People are fond of saying that we have a crisis of confidence. I don't believe we have a crisis of confidence. I think we have a reality crisis. We have a real crisis in the fiscal reality of our lending institutions. And since they all know it exists, they're all frozen. And they hold back. And until you fix that, we're not going to be in a position to make the investment package and the other things we need to do, take hold the way they need to....

There are too many zombie banks out there, and I'd like to know if you and the President are prepared to put before us this comprehensive plan so that we can vote with confidence that we're delivering the American people and the message to the marketplace that we need....

Later, in the course of the hearing, both Senators Olympia Snowe (R-Me.) and Maria Cantwell (D-Wash.) took up the issue of financial derivatives, which are acknowledged by many to be a leading cause of the bankruptcy of the system. Cantwell, in particular, pressed the point that derivatives were a "mistake," in the words of former Securities and Exchange Commission chairman Arthur Leavitt, and that no such "exotic tools" should be allowed to wreak havoc with the lives of Americans. LaRouche has called for wiping them out.

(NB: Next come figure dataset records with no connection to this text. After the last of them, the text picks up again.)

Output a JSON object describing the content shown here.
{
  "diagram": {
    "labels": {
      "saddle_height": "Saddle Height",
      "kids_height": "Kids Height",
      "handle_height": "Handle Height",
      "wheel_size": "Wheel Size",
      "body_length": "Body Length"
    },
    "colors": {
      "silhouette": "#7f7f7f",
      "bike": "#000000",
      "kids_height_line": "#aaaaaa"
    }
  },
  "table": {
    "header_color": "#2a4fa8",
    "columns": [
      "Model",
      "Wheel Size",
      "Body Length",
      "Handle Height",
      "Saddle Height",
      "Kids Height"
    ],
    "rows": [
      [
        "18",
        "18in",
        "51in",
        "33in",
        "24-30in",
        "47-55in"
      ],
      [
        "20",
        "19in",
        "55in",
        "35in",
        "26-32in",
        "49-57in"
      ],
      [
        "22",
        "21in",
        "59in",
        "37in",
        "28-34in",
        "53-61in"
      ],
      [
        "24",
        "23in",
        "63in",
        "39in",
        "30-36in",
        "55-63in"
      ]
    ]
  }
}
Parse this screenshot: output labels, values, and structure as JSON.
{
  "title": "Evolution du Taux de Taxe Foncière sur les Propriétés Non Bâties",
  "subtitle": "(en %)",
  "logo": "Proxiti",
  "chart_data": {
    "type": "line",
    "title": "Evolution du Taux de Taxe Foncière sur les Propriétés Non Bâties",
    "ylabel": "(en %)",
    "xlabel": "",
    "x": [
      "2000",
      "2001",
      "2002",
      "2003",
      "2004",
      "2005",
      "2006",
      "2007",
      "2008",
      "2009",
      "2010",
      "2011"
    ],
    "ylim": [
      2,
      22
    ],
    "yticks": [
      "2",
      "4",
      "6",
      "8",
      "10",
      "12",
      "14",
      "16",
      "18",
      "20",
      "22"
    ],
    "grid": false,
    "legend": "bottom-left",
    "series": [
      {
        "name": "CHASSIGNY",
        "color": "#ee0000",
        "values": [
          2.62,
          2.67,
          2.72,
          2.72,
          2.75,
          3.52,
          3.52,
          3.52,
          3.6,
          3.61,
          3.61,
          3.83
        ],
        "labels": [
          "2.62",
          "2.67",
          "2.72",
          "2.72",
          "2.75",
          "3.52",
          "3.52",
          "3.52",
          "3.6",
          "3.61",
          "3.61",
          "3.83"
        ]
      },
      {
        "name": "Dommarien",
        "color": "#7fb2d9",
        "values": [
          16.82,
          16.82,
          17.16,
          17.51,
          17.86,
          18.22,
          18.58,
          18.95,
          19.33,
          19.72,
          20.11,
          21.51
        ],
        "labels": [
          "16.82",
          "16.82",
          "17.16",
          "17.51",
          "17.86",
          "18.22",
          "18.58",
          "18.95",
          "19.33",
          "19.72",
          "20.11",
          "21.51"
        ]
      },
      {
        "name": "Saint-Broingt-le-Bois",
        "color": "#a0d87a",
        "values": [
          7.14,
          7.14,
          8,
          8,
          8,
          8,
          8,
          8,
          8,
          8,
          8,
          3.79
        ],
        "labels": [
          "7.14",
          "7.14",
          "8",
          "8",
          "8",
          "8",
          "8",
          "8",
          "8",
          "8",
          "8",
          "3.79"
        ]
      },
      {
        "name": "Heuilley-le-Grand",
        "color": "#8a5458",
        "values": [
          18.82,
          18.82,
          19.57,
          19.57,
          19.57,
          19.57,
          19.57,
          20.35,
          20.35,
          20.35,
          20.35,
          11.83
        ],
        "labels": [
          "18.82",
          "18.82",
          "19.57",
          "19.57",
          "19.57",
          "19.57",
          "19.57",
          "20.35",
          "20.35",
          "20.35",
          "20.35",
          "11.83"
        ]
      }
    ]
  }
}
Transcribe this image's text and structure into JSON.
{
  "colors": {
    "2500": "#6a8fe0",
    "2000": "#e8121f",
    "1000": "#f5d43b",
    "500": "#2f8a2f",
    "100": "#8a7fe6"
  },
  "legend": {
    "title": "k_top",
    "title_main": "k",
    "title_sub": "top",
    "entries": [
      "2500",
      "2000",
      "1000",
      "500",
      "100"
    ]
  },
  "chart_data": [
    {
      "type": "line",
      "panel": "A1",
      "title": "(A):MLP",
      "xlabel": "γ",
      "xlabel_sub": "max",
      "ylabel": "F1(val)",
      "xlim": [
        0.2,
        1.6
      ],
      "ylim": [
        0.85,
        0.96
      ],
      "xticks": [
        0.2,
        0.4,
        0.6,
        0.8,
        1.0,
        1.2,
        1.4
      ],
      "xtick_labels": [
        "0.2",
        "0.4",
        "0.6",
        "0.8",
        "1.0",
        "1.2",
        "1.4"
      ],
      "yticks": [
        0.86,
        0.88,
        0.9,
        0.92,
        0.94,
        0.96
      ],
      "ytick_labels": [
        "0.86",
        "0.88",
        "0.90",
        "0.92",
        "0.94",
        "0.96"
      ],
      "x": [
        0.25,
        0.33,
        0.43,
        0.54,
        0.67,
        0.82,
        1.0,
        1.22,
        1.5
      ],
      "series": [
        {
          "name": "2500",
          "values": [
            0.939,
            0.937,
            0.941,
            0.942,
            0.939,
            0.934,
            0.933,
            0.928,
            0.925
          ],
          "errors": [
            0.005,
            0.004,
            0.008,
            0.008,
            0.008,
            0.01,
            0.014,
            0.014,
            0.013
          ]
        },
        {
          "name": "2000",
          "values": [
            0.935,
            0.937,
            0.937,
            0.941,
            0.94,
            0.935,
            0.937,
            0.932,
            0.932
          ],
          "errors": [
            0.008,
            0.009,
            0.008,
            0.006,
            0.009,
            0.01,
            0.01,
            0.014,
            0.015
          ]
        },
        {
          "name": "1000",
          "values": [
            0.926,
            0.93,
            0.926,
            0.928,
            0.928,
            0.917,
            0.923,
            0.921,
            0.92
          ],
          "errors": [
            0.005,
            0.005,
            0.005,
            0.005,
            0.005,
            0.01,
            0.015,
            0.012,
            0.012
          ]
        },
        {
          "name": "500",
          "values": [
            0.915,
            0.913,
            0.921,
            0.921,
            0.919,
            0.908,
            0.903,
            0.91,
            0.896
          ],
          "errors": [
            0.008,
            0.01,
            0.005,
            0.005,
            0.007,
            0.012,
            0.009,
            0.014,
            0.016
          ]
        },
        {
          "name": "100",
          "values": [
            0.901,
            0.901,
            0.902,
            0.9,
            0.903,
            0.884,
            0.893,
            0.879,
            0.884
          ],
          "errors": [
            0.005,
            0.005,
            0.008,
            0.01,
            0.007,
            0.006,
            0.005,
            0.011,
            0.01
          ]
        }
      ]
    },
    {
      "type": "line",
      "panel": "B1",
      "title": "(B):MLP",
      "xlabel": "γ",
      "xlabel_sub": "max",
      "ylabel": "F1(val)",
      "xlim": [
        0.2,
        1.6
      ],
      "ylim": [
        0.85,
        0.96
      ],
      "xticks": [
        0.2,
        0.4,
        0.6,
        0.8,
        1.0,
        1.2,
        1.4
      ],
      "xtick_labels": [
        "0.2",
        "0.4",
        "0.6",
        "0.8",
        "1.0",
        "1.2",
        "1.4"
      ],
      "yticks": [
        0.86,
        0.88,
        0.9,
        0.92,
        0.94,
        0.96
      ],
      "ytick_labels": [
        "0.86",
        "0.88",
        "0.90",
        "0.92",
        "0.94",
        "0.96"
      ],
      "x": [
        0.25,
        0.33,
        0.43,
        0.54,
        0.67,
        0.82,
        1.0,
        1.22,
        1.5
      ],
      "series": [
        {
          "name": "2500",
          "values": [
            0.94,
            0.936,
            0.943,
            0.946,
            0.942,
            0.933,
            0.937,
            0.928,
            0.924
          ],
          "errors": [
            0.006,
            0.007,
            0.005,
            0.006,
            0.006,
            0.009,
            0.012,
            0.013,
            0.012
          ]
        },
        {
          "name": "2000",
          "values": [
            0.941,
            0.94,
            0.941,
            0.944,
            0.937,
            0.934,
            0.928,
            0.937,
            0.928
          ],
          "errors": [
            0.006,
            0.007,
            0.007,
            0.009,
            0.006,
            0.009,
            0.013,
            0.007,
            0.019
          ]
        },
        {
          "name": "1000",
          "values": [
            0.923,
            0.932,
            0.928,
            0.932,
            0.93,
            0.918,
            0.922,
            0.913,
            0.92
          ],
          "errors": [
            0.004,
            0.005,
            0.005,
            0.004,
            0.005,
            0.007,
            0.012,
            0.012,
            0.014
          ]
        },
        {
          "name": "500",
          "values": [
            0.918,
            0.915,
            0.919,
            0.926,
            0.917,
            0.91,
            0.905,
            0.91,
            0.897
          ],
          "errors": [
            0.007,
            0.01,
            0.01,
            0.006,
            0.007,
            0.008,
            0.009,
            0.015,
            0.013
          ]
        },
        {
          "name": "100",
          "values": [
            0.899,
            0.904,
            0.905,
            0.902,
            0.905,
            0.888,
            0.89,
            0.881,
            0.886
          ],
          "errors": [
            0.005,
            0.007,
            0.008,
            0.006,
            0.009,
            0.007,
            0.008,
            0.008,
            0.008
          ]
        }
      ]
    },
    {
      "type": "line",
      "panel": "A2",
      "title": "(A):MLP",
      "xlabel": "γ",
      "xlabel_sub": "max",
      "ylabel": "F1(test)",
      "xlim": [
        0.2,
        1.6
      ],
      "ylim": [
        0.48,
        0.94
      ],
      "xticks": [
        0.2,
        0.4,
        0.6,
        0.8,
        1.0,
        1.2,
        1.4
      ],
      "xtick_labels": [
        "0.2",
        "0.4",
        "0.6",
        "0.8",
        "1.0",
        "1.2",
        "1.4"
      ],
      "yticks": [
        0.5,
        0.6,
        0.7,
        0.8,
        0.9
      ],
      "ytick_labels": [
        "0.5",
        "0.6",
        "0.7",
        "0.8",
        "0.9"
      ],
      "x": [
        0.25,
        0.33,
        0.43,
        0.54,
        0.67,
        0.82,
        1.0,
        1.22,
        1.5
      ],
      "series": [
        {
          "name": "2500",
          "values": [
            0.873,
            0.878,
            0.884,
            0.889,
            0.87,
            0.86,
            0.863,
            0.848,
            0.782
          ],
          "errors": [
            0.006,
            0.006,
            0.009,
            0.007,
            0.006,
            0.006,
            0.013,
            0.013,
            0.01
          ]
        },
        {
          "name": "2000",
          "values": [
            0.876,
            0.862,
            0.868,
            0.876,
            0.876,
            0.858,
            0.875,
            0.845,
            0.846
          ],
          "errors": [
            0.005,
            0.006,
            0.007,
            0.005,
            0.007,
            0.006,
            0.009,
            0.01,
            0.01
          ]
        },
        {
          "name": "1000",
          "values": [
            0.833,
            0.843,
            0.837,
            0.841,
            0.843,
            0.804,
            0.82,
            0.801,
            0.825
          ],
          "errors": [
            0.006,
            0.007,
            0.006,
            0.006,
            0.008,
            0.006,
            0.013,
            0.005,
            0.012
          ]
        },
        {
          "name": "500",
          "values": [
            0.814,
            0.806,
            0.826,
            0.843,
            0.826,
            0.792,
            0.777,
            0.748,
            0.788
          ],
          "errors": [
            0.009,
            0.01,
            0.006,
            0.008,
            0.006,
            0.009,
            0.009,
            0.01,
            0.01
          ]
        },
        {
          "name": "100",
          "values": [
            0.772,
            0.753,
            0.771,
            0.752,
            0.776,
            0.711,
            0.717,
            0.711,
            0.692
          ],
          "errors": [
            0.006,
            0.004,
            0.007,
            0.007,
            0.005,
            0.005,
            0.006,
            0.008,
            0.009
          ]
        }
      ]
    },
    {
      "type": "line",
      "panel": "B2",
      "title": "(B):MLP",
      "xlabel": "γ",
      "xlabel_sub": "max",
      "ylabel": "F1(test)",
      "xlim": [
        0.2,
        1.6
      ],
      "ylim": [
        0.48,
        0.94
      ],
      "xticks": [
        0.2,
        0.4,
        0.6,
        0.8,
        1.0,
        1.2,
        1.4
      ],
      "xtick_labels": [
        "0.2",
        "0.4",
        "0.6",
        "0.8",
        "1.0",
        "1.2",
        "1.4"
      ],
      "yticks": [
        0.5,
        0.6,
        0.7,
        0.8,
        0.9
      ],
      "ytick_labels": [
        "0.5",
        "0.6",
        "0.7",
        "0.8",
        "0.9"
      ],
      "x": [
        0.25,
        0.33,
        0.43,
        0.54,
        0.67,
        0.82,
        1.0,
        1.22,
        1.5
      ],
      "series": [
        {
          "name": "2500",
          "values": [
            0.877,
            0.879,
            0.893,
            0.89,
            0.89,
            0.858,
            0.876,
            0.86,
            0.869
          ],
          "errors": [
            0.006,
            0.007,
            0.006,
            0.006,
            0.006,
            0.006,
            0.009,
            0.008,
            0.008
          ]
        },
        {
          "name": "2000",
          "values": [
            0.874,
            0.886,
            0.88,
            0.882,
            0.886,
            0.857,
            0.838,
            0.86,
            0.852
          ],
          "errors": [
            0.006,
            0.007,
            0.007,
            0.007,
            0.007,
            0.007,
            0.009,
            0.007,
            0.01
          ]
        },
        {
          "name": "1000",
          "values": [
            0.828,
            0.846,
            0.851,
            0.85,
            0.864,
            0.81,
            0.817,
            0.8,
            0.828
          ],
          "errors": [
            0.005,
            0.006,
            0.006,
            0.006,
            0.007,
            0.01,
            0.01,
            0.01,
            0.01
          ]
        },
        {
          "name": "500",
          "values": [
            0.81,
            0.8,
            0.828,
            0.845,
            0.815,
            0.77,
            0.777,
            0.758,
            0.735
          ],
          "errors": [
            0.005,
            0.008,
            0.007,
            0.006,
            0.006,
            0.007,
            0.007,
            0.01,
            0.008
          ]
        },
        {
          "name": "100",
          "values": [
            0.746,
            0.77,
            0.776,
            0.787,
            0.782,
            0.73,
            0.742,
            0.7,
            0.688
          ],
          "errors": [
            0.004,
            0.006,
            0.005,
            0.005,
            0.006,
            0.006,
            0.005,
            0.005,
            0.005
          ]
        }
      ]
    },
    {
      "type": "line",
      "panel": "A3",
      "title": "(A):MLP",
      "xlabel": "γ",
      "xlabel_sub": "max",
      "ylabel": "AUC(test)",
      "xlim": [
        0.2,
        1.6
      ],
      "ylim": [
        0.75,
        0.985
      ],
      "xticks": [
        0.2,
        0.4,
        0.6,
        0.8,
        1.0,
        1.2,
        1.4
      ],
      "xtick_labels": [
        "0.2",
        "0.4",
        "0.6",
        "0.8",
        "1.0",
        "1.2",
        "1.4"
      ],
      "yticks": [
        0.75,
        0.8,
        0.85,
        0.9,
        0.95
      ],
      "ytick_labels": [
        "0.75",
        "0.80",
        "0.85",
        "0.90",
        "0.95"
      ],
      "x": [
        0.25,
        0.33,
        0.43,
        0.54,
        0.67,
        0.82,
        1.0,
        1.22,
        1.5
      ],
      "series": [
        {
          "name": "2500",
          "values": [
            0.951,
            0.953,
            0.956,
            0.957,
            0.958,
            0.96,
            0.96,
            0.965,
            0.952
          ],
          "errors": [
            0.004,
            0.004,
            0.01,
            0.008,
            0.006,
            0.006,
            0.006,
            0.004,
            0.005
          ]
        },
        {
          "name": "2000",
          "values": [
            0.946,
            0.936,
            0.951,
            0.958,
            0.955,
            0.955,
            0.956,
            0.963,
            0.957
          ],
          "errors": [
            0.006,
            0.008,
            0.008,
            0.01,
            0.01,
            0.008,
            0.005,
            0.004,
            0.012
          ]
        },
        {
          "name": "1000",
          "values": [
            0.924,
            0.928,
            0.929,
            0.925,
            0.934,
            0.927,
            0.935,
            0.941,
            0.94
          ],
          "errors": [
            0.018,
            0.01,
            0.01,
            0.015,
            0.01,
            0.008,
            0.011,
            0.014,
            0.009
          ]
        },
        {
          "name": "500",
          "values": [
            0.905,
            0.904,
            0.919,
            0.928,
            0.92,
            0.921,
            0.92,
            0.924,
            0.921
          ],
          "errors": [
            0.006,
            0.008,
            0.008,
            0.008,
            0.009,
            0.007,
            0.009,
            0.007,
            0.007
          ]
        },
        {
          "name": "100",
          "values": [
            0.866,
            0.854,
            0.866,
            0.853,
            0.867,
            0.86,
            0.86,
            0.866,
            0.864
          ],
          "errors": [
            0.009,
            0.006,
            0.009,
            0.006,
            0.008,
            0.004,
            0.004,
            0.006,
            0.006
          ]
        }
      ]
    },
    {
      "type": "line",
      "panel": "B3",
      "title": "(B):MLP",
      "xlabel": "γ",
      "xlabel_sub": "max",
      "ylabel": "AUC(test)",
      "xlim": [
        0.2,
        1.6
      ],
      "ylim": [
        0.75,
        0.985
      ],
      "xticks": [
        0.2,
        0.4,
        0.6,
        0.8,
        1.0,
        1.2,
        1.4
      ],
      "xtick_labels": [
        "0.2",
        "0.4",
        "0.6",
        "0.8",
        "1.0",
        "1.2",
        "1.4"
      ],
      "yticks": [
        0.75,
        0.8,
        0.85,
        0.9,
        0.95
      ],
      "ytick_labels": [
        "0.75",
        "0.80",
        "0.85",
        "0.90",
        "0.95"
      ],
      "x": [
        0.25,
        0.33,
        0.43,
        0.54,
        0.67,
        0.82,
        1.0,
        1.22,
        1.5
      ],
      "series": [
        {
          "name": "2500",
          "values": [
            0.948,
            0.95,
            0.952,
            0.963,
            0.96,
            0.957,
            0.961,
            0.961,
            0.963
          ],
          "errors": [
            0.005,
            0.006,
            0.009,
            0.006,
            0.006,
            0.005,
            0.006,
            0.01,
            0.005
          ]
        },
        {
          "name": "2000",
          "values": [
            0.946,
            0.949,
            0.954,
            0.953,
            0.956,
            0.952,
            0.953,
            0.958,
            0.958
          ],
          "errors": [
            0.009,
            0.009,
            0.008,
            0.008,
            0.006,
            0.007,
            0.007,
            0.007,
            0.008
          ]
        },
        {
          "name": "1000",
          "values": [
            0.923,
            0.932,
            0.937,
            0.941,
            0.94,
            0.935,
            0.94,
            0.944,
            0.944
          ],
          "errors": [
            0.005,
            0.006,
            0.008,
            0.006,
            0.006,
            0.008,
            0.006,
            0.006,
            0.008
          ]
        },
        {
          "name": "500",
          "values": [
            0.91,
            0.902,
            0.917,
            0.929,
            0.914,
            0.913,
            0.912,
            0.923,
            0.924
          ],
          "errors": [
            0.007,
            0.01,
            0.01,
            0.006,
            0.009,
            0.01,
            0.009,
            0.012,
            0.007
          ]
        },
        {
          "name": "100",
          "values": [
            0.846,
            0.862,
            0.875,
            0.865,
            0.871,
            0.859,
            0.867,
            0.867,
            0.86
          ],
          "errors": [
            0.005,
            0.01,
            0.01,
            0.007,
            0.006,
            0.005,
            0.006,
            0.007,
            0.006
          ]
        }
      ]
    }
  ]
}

In a different venue, Sen. Bob Corker (R-Tenn.) also rose to speak on the state of the financial system. A zombie banking system is being created, Corker said. Large banks are insolvent, and need to be seized. Write-downs must be done. The longer we wait, the further we will be from dealing with the root issue.

I talk to bankers on Wall Street, Corker continued. They know they are insolvent. We have to face it like adults. Face up to the insolvency. Face up to these major losses.

Corker couldn't be more correct. All that's missing, is the bankruptcy reorganization that LaRouche has called for.